The Alignment tab provides visual and tabular representations of alignment statistics for your selected samples. This helps you evaluate mapping quality and detect potential issues.
Alignment Plots panel
This section displays alignment-related parameters in the form of plots. These plots show the distribution of the selected statistics across all samples or fastq files. If you work with a multiplexing protocol like ScreenSeq you have the option to see the statistics on sample level as well as on file level. When you hover over a data point, the exact value for that sample is displayed.

Go to Plot Navigation panel for more information on how to navigate through the plot.
Alignment Stats Table
Go to Stats Table panel for more information on its features.

Read distribution tab

The Read Distribution tab provides visual and tabular insights into how reads are distributed across different genomic regions (e.g., exonic, intronic, intergenic regions) for the selected samples (fastq files in case of a multiplexing protocol like ScreenSeq). This helps you assess sequencing quality and detect potential biases in library preparation or alignment.
Read Distribution Plots panel
This section displays plots for parameters belonging to the “Read Distribution” tab. Each parameter is plotted separately to ensure proper threshold visualization.
Go to Plot Navigation panel for more information on how to navigate through the plot.
In addition to the options provided for plot navigation, a Switch Data Type option is available here for users to toggle between in the same plot:
- Absolute Value – Displays absolute counts.

- Relative Value – Displays proportional values (e.g., % of reads per category).

-
Legend: Explains metadata groupings and threshold categories (shown on hover).
-
Hover Tooltips: Show exact parameter values for each sample.
Read Distribution Table
Go to Stats Table panel for more information on its features.

Gene body coverage tab

The Gene Body Coverage tab provides a visual representation of the read coverage across the entire length of genes, helping users assess uniformity in RNA-Seq data. This analysis is essential for detecting 5’ or 3’ biases that may indicate RNA degradation or library preparation issues.
Gene Body Coverage Plots panel
This section displays a line plot showing the normalized coverage of sequencing reads along the length of the gene for each FASTQ file.

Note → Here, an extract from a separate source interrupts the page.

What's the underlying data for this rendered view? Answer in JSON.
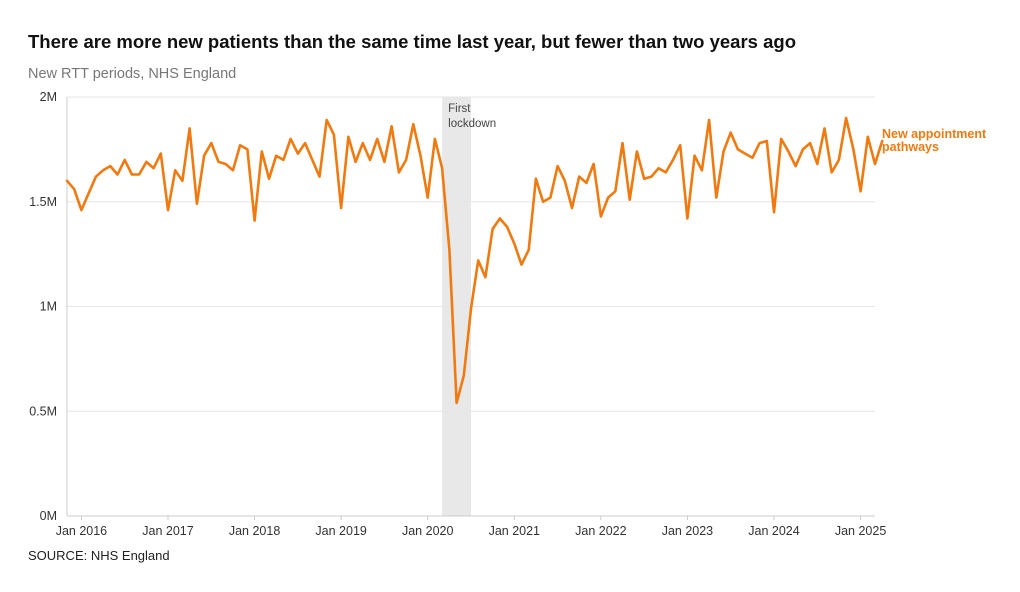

Go to Plot Navigation panel for more information on how to navigate through the plot.
Biotype tab

The Biotype tab provides an overview of the distribution of different RNA biotypes within your samples, allowing you to assess sample composition and identify any unexpected biases.
Biotype Plots panel
This section displays interactive plots for visualizing QC parameters related to RNA biotype distribution.
Go to Plot Navigation panel for more information on how to navigate through the plot.

Biotype Stats Table

Go to Stats Table panel for more information on its features.
Mitochondrial tab

The Mitochondrial tab provides a visual overview of the proportion of reads mapped to mitochondrial genes, non-mitochondrial genes, and spike-in transcripts. This allows users to assess sample quality and identify potential technical artifacts or contamination.
Mitochondrial Plots panel
Go to Plot Navigation panel for more information on how to navigate through the plot.

Mitochondrial Stats Table

Go to Stats Table panel for more information on its features.
Plates tab

The Plates tab provides a visual representation of the distribution of your data over the plate(s) using a heatmap (for this, well information must be available), enabling quick assessment of sample distribution, QC metrics, and metadata across multiple plates.
The heatmap represents the plate layout:
- Y-axis: Plate rows
- X-axis: Plate columns
Each cell corresponds to a sample, and coloring and/or text provides additional information.
The following options are available to users for adjusting the visualization:
- Plates: This option lets you select the number of plates for display. On the top-right of the panel, there is an option to download the plates count data in excel format.

- Color: This option provides a list of options to color your plates for analysis.
The “Color by” option allows users to select from the following variables for analysis:
- Sample metadata: Users can select any available metadata variable from the Select Metadata list such as “Study”, “SampleID”, “Species”, etc and filter the display accordingly.

- Feature Intensities: Users can display counts of selected features.

- QC Statistics: All QC parameter that are available on well level can be visualized.

- Users can edit their text labels with the help of options under “Display Text Labels”, which consists of: - “None” if you want no text labels - “Same as color” if you want the text labels to follow the same parameters as the colors - “Add another parameter” if you want the text labels to follow a different parameter which you can coose byfollowing the same instrucions as for color.
Go to Plot Navigation panel for more information on how to navigate through the plot.